Sungguh nenek-nenek ini luar biasa. Mereka mengingatkan aku pada kakek dan nenekku yang luarbiasa di rumahku. Yang tak pernah henti memberikan dukungan dan nasehat indahnya. Kakekku, bukanlah orang yang senang di masa kecilnya. menurut cerita nenek aku, Beliau, anak yatim piatu, bapaknya meninggal ketika kecil dan ibunya menikah lagi beberap waktu kemudian. Kakekku dan kedua adik laki- lakinya tinggal bersama bibinya yang sangat cerewet dan kejam. Mereka harus menumbuk padi orang lain agar mendapatkan upah beras. Tak pernah punya waktu bermain dan selalu bekerja apapun itu untuk menyambung hidup. Memang pada masa itu hidup sangat sulit, ditambah lagi dengan kondisi keluarganya yang demikian. Walaupun demikian pengalaman berdagang yang digelutinya dari kecil membuat kakekku pintar sekali menghitung. Beliau dan Nenekku adalah dua cinta sejati yang hebat dalam matematika. Mereka punya rumus tertentu yang menyelesaikan masalah matematika seperti perkalian sebelah, duapuluh lima dan persentange, penjumlah, perkalian, pembagian dan pengurangan sudah di luar kepala. Mereka hebat walaupun nenekku tak lulus sekolah dasar dan kakekku lulus sekolah rakyat. Merekalah yang mengenalkan padaku indahnya matematika dari masalah kehidupan sehari-hari. Jika kakek nenekku yang sangat peduli dengan pendidikan berbeda dengan Bapakku dan ibuku yang pelit, sampai dengan uang buat beli buku pun susah ku dapatkan
Setiap anak atau remaja orang tua yang paling di sayang adalah bapak atau ibu. Kalau aku sedikit berbeda. Karena aku lebih menyayangi Kakek dan nenekku dari pada orang tuaku. Aku sayang Bapak dan juga Ibuku sebagai orang yang telah melahirkan dan membesarku. Tapi orang yang lebih memaknai hidupku adalah kedua orang tua ayahku ini. Sebagai anak pertama dari empat bersaudara kedua orang tuaku tak mudah untuk mendidikku satu persatu apalagi memenuhi kebutuhan sekolahku. Bapakku seorang petani kecil yang perhasilannya tak begitu besar. Aku tak bisa meminta sesuatu yang benar – benar aku inginkan kepada orang tuaku. Karena jika aku membeli seperti baju baru atau sepatu baru, adikku yang lain juga pasti akan merengek – rengek ingin dibelikan. Begitu juga sebaliknya, aku belum mengerti dan belum paham arti bergiliran dan mengalah. Karena aku tak mau mengalah juga ibu kadang memarahiku bahkan mencubitku hingga biru. Suatu hari aku minta dibelikan buku, kalau baju aku tak dbelikan itu tak masalah masih ada baju yang lain. Tapi jika urusan sekolah aku tak bisa menundanya. Aku hanya menangis karena ibu dan Bapak tak mungkin mengabulkannya. Karena tak tahan mendengar aku menangis terus ibuku yang sedikit ringan tangan melemparku dengan apa saja yang ada didekatnya. 

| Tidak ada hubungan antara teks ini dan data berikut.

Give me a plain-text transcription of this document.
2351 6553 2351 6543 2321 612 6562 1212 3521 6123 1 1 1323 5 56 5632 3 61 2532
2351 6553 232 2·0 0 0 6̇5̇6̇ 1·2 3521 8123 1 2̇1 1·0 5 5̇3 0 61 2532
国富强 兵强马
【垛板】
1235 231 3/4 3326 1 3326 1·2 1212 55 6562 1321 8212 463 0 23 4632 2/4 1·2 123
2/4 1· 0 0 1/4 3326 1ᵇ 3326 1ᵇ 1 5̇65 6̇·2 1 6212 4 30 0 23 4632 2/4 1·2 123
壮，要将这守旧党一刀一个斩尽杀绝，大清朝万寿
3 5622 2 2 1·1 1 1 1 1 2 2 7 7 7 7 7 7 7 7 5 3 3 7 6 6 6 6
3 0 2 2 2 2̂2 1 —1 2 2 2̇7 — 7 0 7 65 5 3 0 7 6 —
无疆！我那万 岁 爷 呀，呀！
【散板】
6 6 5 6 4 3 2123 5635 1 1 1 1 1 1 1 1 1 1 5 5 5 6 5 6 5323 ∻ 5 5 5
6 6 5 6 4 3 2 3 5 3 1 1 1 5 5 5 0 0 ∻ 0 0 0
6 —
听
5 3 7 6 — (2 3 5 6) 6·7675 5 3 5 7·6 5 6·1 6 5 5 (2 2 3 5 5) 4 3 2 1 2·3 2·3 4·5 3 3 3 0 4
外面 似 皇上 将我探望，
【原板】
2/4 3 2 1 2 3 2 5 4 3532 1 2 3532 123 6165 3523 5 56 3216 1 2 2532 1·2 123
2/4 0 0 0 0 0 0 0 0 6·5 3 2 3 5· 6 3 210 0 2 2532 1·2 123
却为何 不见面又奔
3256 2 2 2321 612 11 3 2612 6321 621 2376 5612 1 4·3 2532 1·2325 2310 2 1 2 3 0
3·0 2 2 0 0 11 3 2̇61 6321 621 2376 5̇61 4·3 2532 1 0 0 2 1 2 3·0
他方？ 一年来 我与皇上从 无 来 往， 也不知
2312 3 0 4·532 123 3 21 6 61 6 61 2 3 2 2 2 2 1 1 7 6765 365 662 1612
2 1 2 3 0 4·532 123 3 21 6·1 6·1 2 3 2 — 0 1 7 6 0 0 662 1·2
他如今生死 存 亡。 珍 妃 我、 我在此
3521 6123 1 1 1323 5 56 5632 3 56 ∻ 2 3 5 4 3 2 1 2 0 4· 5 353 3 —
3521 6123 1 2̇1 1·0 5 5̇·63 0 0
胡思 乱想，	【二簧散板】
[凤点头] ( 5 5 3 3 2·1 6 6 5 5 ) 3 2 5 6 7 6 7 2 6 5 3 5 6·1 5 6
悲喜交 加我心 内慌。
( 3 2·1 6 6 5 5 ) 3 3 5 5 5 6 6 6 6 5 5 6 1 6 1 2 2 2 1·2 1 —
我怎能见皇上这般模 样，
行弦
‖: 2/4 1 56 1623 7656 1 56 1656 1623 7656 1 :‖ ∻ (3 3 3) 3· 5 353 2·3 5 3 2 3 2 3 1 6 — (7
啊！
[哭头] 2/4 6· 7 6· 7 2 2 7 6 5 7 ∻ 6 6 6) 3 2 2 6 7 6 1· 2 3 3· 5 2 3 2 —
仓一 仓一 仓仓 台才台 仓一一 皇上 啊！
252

Itu sudah biasa, apalagi jika aku terlambat atau lupa mengerjakan pekerjaan rumah seperti menyapu atau mengambil air yang tempatnya lumanyan jauh, atau membuang sampah sembarangan aku akan kena jewer atau marahnya. Saat ini, itu adalah hal biasa karena memang dasarnya saja aku anak yang sedikit aktif dan tidak suka tidur siang jadi main terus hingga lupa mengerjakan pekerjaan rumah. Tapi waktu itu, saat aku belum tahu arti disiplin dan tanggung jawab tugas dan kewajiban adalah hal yang paling menyiksa. Aku tak mengerti kenapa teman – temanku bisa bebas bermain tanpa pernah dimarahi ataupun dicubit yang membuat pantat atau tanganku sakit. Aku paling tak suka tugas menjaga adik, karena itu akan membatasi gerakan aku untuk bermain dengan teman – temanku. Saat itu umurku baru 8-9 tahun. Jadi sekitar kelas 4 atau 5 Sekolah Dasar. Aku ingin sekali dibelikan buku bahasa Bali. Tapi Bapak tak kunjung membelikannya, padahal semua tugas membaca aksara Bali belum aku buat karena menunggu buku yang akan dibelikan Bapak. Aku menuruti dan mengerjakan apa yang ditugaskan Ibu di rumah seperti menjaga adik, menyapu, mencuci dan mengambil air. Tumben aku tak kena marah urusan itu, hanya karena aku ingin buku itu demi pelajaran Bahasa Baliku yang jelek terus karena aku tak punya buku.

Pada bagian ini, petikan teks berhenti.